= Royal Showcase =

American TV comedy-variety series (1952)

Royal Showcase is an American comedy-variety television series that was broadcast on NBC from January 13, 1952, to June 29, 1952. Sponsored by the United States Rubber Company, it was also known as U. S. Royal Showcase.

==Overview==
Royal Showcase initially had a three-act structure. A star comedian began each episode, after which a popular recording artist sang. A segment with a promising young comedian concluded the show. George Abbott was the initial host; Jack Carson replaced him effective April 13, 1952, and by that time performances by newcomers had been discontinued. Gordon Jenkins was the music director, and Ben Grauer was the announcer.
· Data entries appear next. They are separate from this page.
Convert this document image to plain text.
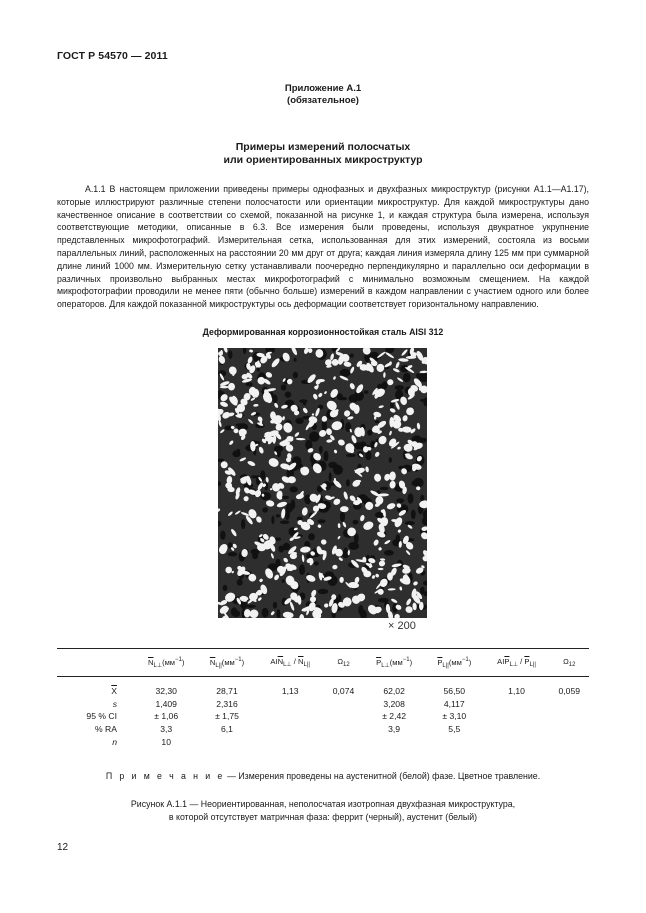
ГОСТ Р 54570 — 2011
Приложение А.1
(обязательное)
Примеры измерений полосчатых
или ориентированных микроструктур

А.1.1 В настоящем приложении приведены примеры однофазных и двухфазных микроструктур (рисунки А1.1—А1.17), которые иллюстрируют различные степени полосчатости или ориентации микроструктур. Для каждой микроструктуры дано качественное описание в соответствии со схемой, показанной на рисунке 1, и каждая структура была измерена, используя соответствующие методики, описанные в 6.3. Все измерения были проведены, используя двукратное укрупнение представленных микрофотографий. Измерительная сетка, использованная для этих измерений, состояла из восьми параллельных линий, расположенных на расстоянии 20 мм друг от друга; каждая линия измеряла длину 125 мм при суммарной длине линий 1000 мм. Измерительную сетку устанавливали поочередно перпендикулярно и параллельно оси деформации в различных произвольно выбранных местах микрофотографий с минимально возможным смещением. На каждой микрофотографии проводили не менее пяти (обычно больше) измерений в каждом направлении с участием одного или более операторов. Для каждой показанной микроструктуры ось деформации соответствует горизонтальному направлению.

Деформированная коррозионностойкая сталь AISI 312
× 200
	$\overline{N}_{L\perp}(мм^{-1})$	$\overline{N}_{L||}(мм^{-1})$	$AI\overline{N}_{L\perp} / \overline{N}_{L||}$	$\Omega_{12}$	$\overline{P}_{L\perp}(мм^{-1})$	$\overline{P}_{L||}(мм^{-1})$	$AI\overline{P}_{L\perp} / \overline{P}_{L||}$	$\Omega_{12}$
$\overline{X}$	32,30	28,71	1,13	0,074	62,02	56,50	1,10	0,059
s	1,409	2,316			3,208	4,117		
95 % CI	± 1,06	± 1,75			± 2,42	± 3,10		
% RA	3,3	6,1			3,9	5,5		
n	10							
П р и м е ч а н и е — Измерения проведены на аустенитной (белой) фазе. Цветное травление.
Рисунок А.1.1 — Неориентированная, неполосчатая изотропная двухфазная микроструктура,
в которой отсутствует матричная фаза: феррит (черный), аустенит (белый)
12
The new-talent slot was related to NBC's then-recent creation of a comedy development plan, which was overseen by former talent agent Joe Bigelow. The trade publication Billboard reported that the new performers who appeared on the show apparently had "an option commitment" such that if they succeeded, the network "will be able to capitalize on" that success. Entertainers who went through the process and appeared on the showcase included Kaye Ballard, Jean Carroll, Eddie Foy Jr., Joel Grey, and Guy Raymond.

== Performers ==
Other notable performers who appeared on the show included:

- Lola Albright
- Fred Allen
- Louis Armstrong
- Mimi Benzell
- Milton Berle
- Victor Borge
- Rosemary Clooney
- Perry Como
- Anne Jeffreys
- Pee Wee King
- Bert Lahr
- Frankie Laine
- Harpo Marx
- Guy Mitchell
- Patricia Morison
- Jane Pickens
- John Raitt
- Blanche Thebom
- Martha Wright

==Production==
Bigelow was the producer, and Abbott directed the show, which was broadcast live from New York City on Sundays from 7 to 7:30 p.m. Eastern Time, replacing Chesterfield Sound-off Time. Unlike most TV programs, Royal Showcase had no regular writers. Abbott wrote his own lines, and some guest performers provided their own material. Other guests used sketches that the program bought "on the open market". The show originated from WNBT-TV.

==Critical response==
A review of the show's first two episodes in The New York Times said that Royal Showcase "seems uncertain what it wants to be". The review said that status resulted from some parts being like an "intimate type of revue" while other aspects followed "the 'big' vaudeville concept already so familiar to TV viewers". It said that Abbott seemed uneasy on stage and was not well-suited to either being a straight man or acting as master of ceremonies. The review concluded with two suggestions: 1) discard Abbott's script and have him just introduce acts and 2) discard the format and devote the full time to "the many talented young people of the theatre".

The trade publication Variety called Royal Showcase "an entertaining entry", complimenting Abbott on his work as master of ceremonies and on his brief participation in sketches. It also complimented the performances of Grey, Clooney, and Lahr. Production was commended as "topflight throughout", with special mention of camera work as Clooney sang.